ABC’s The Bachelor is a reality dating television show. The premise follows a bachelor as he ventures into the dating world with a selected group of females who are potential candidates. Throughout the season, the bachelor goes on one-on-one and group dates with the women; the contestants and the bachelor travel to exotic and romantic locations for their dates. Each week culminates with the lead eliminating one woman, until he is left with the one he chooses to marry.

Since the premise of the show is about finding love through relationships, how can this reality television series promote healthy relationships, when the bachelor is dating numerous women at once? Does The Bachelor normalize cheating? Is openly going on dates with several women considered cheating, if the other women involved are aware of his actions?

A broad definition of cheating is an act of unfair or dishonest doing. In relationships, cheating can be noted through emotional, physical, or sexual affairs. The boundary of cheating can be a fine line and those in relationships have a different perception of what cheating entails.

Since cheating is an unfair or dishonest act, is the bachelor really cheating if the other women are aware of his separate relationships?

When there are three contestants remaining, the bachelor offers them keys to the fantasy suite, which is a hotel room where the couple spend the night together and have sex, without cameras.

According to The Hollywood Reporter, Andi Dorfman, the bachelorette for season 10 of The Bachelorette (the spin-off of The Bachelor), wrote “almost every Bachelor has sex with everyone he goes into the fantasy suites with.”

When you step away from the idea that The Bachelor is a reality television dating game show, and think logically about one man dating several women at once, you can’t help but think—he is cheating and everyone is okay with that.

The Bachelor normalizes the concept of cheating because the bachelor himself is in relationships with multiple women.
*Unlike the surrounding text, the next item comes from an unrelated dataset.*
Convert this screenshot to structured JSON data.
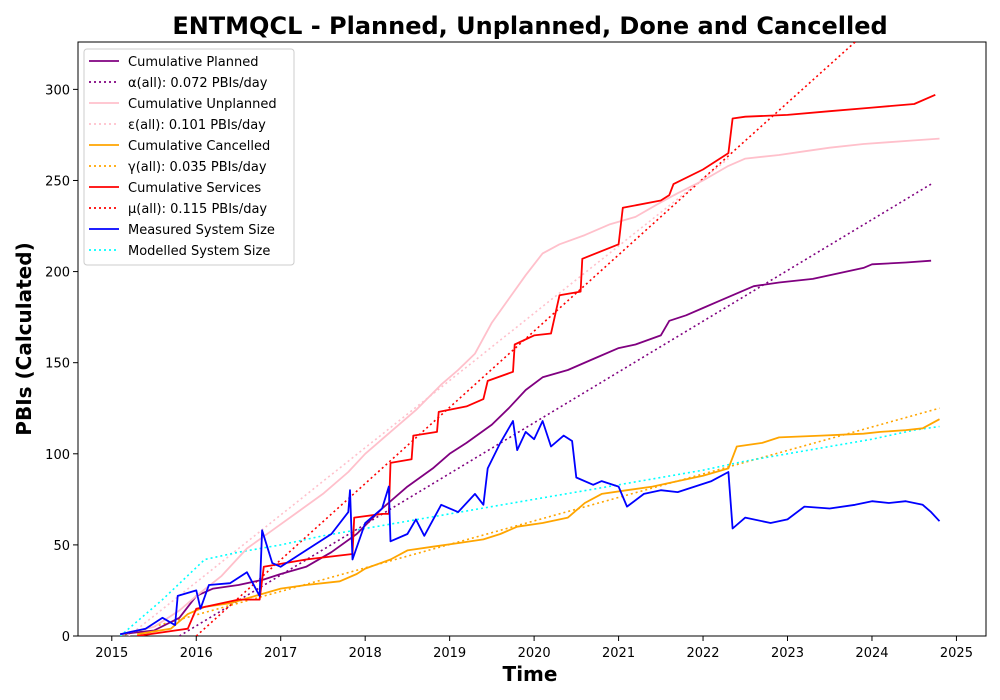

Although this is the whole point of the show, there is something unsettling about it. How can trust be built when the bachelor is building relationships with multiple people at once? How can the bachelor be in love with so many women at once? Is he really in love or he is performing for the cameras?

In an interview with BUILD, the season 23 bachelor Colton Underwood talked about how his experience on the show still affected his personal life. He stated, “I even caught myself, at times, sort of going about things just because that’s what the bachelor was supposed to do… he’s supposed to take three [women] to fantasy suites and he’s supposed to break up with one and go through all these rose ceremonies. And it’s like, okay, but this is my life after this.”

Underwood’s season was untraditional because he chose a contestant who left the show. He told BUILD that, “I couldn’t let someone walk away that I was in love with. And that’s what I came to this show for, is I came to find love, and I came to find a love worth fighting for, and I found that.”

Underwood might have found love on his season, but the same cannot be said for other seasons. Out of the 23 completed seasons, only two couples remain together today. 14 out of 23 couples got engaged during their season finale, however, 13 of those engagements and/or marriages eventually broke off.

Considering The Bachelor has an 8.6 per cent success rate, does the concept of not being in a monogamous relationship during the dating period, have anything to do with this? Viewers will not know the exact reasons why, but the speculation of an unfaithful start to their relationship seems like a valid indication for an eventual breakup.